Thursday, September 16, 2010

When Peace Means War by Evelyn Gordon (Commentary)

How Misreading Hamas’s Motive Undermines Prospects for Peace
Evelyn Gordon

Israel has suffered almost daily rocket and mortar fire from Hamas-run Gaza this week after 19 months of quiet. Yesterday, for the first time, Gazans launched phosphorus shells at the Negev. And Hamas has twice attacked Israelis in the West Bank this month, again following a long hiatus.

The response from American, European, and Israeli officials has been predictable: Hamas is escalating the terror to foil Israeli-Palestinian peace talks. But this conventional wisdom is false. And this falsehood has been undermining prospects for peace for the last 17 years.

Hamas does oppose a peace deal. But because almost nobody in either Israel or the Palestinian Authority thinks the current talks will produce one, the idea that Hamas leaders are driven by fear of the talks’ success is risible. Hamas knows quite well that the talks will fail even without its help.

Moreover, Hamas has often escalated attacks even when no negotiations were in sight. Between Israel’s August 2005 pullout from Gaza and the Annapolis summit in November 2007, for instance, Hamas fired thousands of rockets and mortars at Israel, a volume that dwarfs the current level. Yet during most of that time, not only were there no peace talks, there wasn’t even any effort to launch them.

So what really motivates Hamas? It’s no secret; Hamas officials proclaim it repeatedly: their goal is Israel’s eradication, and their method is armed struggle. Therefore, they will attack whenever and wherever it’s feasible.

Viewed through this prism, the pattern of Hamas’s terror activity is easily explained: terror escalates whenever Hamas officials think they can get away with it and de-escalates when the danger of a devastating Israeli response becomes too great.

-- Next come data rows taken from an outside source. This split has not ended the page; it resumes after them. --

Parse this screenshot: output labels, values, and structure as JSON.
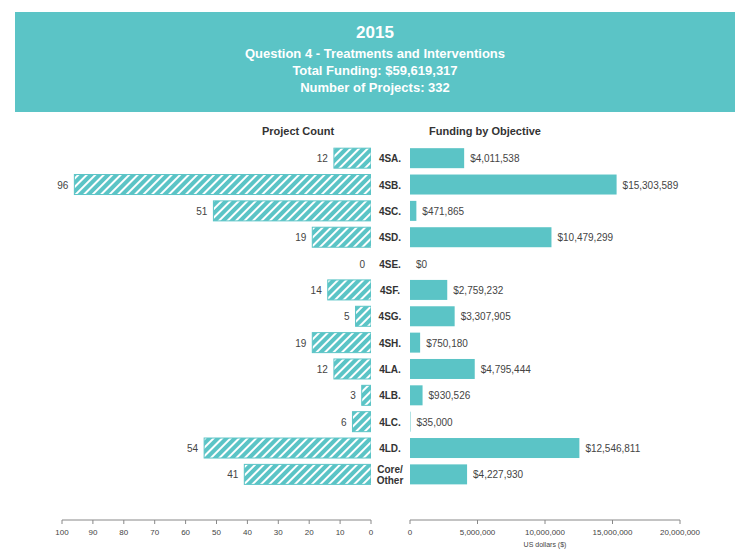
{
  "header": {
    "title": "2015",
    "lines": [
      "Question 4 - Treatments and Interventions",
      "Total Funding: $59,619,317",
      "Number of Projects: 332"
    ]
  },
  "chart_data": [
    {
      "type": "bar",
      "orientation": "horizontal",
      "title": "Project Count",
      "categories": [
        "4SA.",
        "4SB.",
        "4SC.",
        "4SD.",
        "4SE.",
        "4SF.",
        "4SG.",
        "4SH.",
        "4LA.",
        "4LB.",
        "4LC.",
        "4LD.",
        "Core/ Other"
      ],
      "values": [
        12,
        96,
        51,
        19,
        0,
        14,
        5,
        19,
        12,
        3,
        6,
        54,
        41
      ],
      "color": "#5bc4c6",
      "data_labels": true,
      "grid": false,
      "xlim": [
        100,
        0
      ],
      "xticks": [
        100,
        90,
        80,
        70,
        60,
        50,
        40,
        30,
        20,
        10,
        0
      ]
    },
    {
      "type": "bar",
      "orientation": "horizontal",
      "title": "Funding by Objective",
      "xlabel": "US dollars ($)",
      "values": [
        4011538,
        15303589,
        471865,
        10479299,
        0,
        2759232,
        3307905,
        750180,
        4795444,
        930526,
        35000,
        12546811,
        4227930
      ],
      "value_labels": [
        "$4,011,538",
        "$15,303,589",
        "$471,865",
        "$10,479,299",
        "$0",
        "$2,759,232",
        "$3,307,905",
        "$750,180",
        "$4,795,444",
        "$930,526",
        "$35,000",
        "$12,546,811",
        "$4,227,930"
      ],
      "color": "#5bc4c6",
      "data_labels": true,
      "grid": false,
      "xlim": [
        0,
        20000000
      ],
      "xticks": [
        0,
        {
          "value": 5000000,
          "label": "5,000,000"
        },
        {
          "value": 10000000,
          "label": "10,000,000"
        },
        {
          "value": 15000000,
          "label": "15,000,000"
        },
        {
          "value": 20000000,
          "label": "20,000,000"
        }
      ]
    }
  ]
}
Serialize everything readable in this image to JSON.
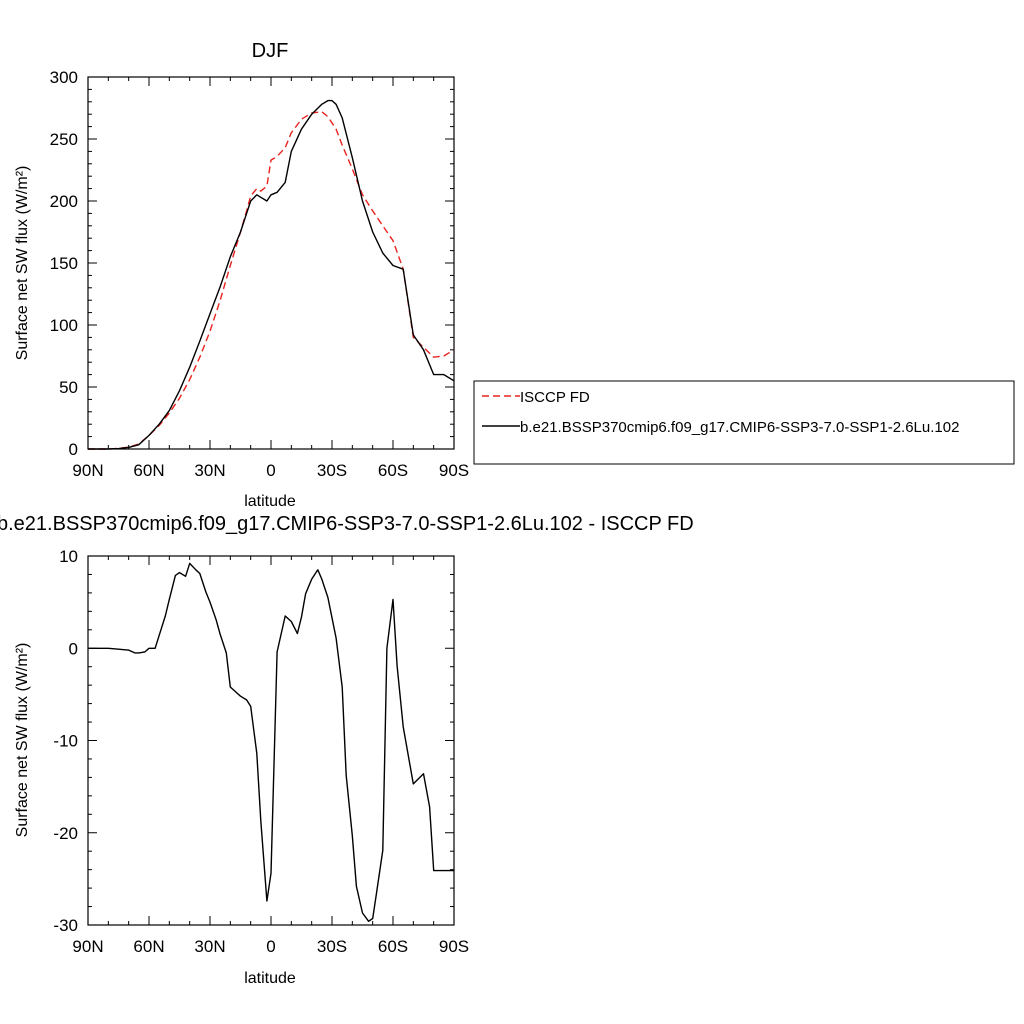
{
  "chart_data": [
    {
      "type": "line",
      "title": "DJF",
      "xlabel": "latitude",
      "ylabel": "Surface net SW flux (W/m²)",
      "xlim": [
        90,
        -90
      ],
      "ylim": [
        0,
        300
      ],
      "x_ticks": [
        90,
        60,
        30,
        0,
        -30,
        -60,
        -90
      ],
      "x_tick_labels": [
        "90N",
        "60N",
        "30N",
        "0",
        "30S",
        "60S",
        "90S"
      ],
      "y_ticks": [
        0,
        50,
        100,
        150,
        200,
        250,
        300
      ],
      "y_tick_labels": [
        "0",
        "50",
        "100",
        "150",
        "200",
        "250",
        "300"
      ],
      "legend_position": "right",
      "series": [
        {
          "name": "ISCCP FD",
          "color": "#e8231f",
          "dash": "dashed",
          "x": [
            90,
            85,
            80,
            75,
            70,
            65,
            60,
            55,
            50,
            45,
            40,
            35,
            30,
            25,
            20,
            15,
            12,
            10,
            7,
            5,
            2,
            0,
            -3,
            -7,
            -10,
            -15,
            -20,
            -25,
            -28,
            -32,
            -35,
            -40,
            -45,
            -50,
            -55,
            -60,
            -65,
            -70,
            -75,
            -80,
            -85,
            -90
          ],
          "values": [
            0,
            0,
            0,
            0.5,
            1.5,
            4,
            11,
            19,
            29,
            41,
            56,
            74,
            95,
            120,
            148,
            175,
            192,
            204,
            210,
            208,
            212,
            233,
            236,
            243,
            255,
            266,
            271,
            272,
            268,
            258,
            245,
            226,
            205,
            192,
            180,
            168,
            145,
            90,
            82,
            74,
            75,
            80
          ]
        },
        {
          "name": "b.e21.BSSP370cmip6.f09_g17.CMIP6-SSP3-7.0-SSP1-2.6Lu.102",
          "color": "#000000",
          "dash": "solid",
          "x": [
            90,
            85,
            80,
            75,
            70,
            65,
            60,
            55,
            50,
            45,
            40,
            35,
            30,
            25,
            20,
            15,
            12,
            10,
            7,
            5,
            2,
            0,
            -3,
            -7,
            -10,
            -15,
            -20,
            -25,
            -28,
            -30,
            -32,
            -35,
            -40,
            -45,
            -50,
            -55,
            -60,
            -65,
            -70,
            -75,
            -80,
            -85,
            -90
          ],
          "values": [
            0,
            0,
            0,
            0.3,
            1.3,
            3.5,
            11,
            20,
            31,
            47,
            66,
            87,
            109,
            131,
            155,
            175,
            190,
            200,
            205,
            203,
            200,
            205,
            207,
            215,
            240,
            258,
            270,
            278,
            281,
            281,
            278,
            267,
            235,
            200,
            175,
            158,
            148,
            145,
            92,
            80,
            60,
            60,
            55
          ]
        }
      ]
    },
    {
      "type": "line",
      "title": "b.e21.BSSP370cmip6.f09_g17.CMIP6-SSP3-7.0-SSP1-2.6Lu.102 - ISCCP FD",
      "xlabel": "latitude",
      "ylabel": "Surface net SW flux (W/m²)",
      "xlim": [
        90,
        -90
      ],
      "ylim": [
        -30,
        10
      ],
      "x_ticks": [
        90,
        60,
        30,
        0,
        -30,
        -60,
        -90
      ],
      "x_tick_labels": [
        "90N",
        "60N",
        "30N",
        "0",
        "30S",
        "60S",
        "90S"
      ],
      "y_ticks": [
        -30,
        -20,
        -10,
        0,
        10
      ],
      "y_tick_labels": [
        "-30",
        "-20",
        "-10",
        "0",
        "10"
      ],
      "series": [
        {
          "color": "#000000",
          "dash": "solid",
          "x": [
            90,
            85,
            80,
            75,
            70,
            67,
            65,
            62,
            60,
            57,
            55,
            52,
            50,
            47,
            45,
            42,
            40,
            37,
            35,
            32,
            30,
            27,
            25,
            22,
            20,
            17,
            15,
            12,
            10,
            7,
            5,
            2,
            0,
            -3,
            -7,
            -10,
            -13,
            -15,
            -17,
            -20,
            -23,
            -25,
            -28,
            -30,
            -32,
            -35,
            -37,
            -40,
            -42,
            -45,
            -48,
            -50,
            -52,
            -55,
            -57,
            -60,
            -62,
            -65,
            -70,
            -75,
            -78,
            -80,
            -83,
            -85,
            -88,
            -90
          ],
          "values": [
            0,
            0,
            0,
            -0.1,
            -0.2,
            -0.5,
            -0.5,
            -0.4,
            0,
            0,
            1.4,
            3.5,
            5.3,
            7.9,
            8.2,
            7.8,
            9.2,
            8.5,
            8.1,
            6.1,
            5.0,
            3.1,
            1.5,
            -0.5,
            -4.2,
            -4.8,
            -5.2,
            -5.6,
            -6.3,
            -11.4,
            -18.7,
            -27.4,
            -24.4,
            -0.4,
            3.5,
            2.9,
            1.6,
            3.4,
            5.9,
            7.5,
            8.5,
            7.5,
            5.5,
            3.3,
            1.1,
            -4.2,
            -13.8,
            -20.3,
            -25.8,
            -28.7,
            -29.6,
            -29.3,
            -26.4,
            -21.9,
            0,
            5.3,
            -1.9,
            -8.5,
            -14.7,
            -13.6,
            -17.2,
            -24.1,
            -24.1,
            -24.1,
            -24.1,
            -24.1
          ]
        }
      ]
    }
  ]
}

Thus, for instance, terror soared following the 1993 Oslo Accord because Hamas realized it was safe. The Rabin-Peres government, having promised that Oslo would bring peace, couldn’t politically admit it had brought war instead, so it had to downplay the attacks rather than responding. But when Benjamin Netanyahu was elected prime minister in 1996 on a platform of fighting terror, Hamas feared he might be less restrained and de-escalated. Thus the number of Israelis killed by Palestinian terror plummeted 70 percent from 1993-96 to 1996-99.

Similarly, after the 2005 disengagement, Hamas knew the Kadima-led government couldn’t politically admit its flagship initiative had brought war rather than peace. Thus Hamas could safely triple the volume of rocket fire, knowing Israel’s government would downplay it rather than responding.

Today, thanks to the peace talks, escalation is once again safe — because Hamas knows that if Israel responds forcefully, the PA will quit the talks, and the world will blame Israel. Thus, Israel is compelled to avoid responding.

In short, it’s not the peace talks that cause terror to escalate but the world’s insistence that Israel refrain from responding so as not to “disrupt” them. And by taking this attitude, the world has effectively made “peace” synonymous with stepped-up terror.

So if Time magazine really wants to know “Why Israel Doesn’t Care About Peace,” it’s quite simple: as long as “peace” means absorbing ever-increasing casualties without responding, most Israelis would rather do without it.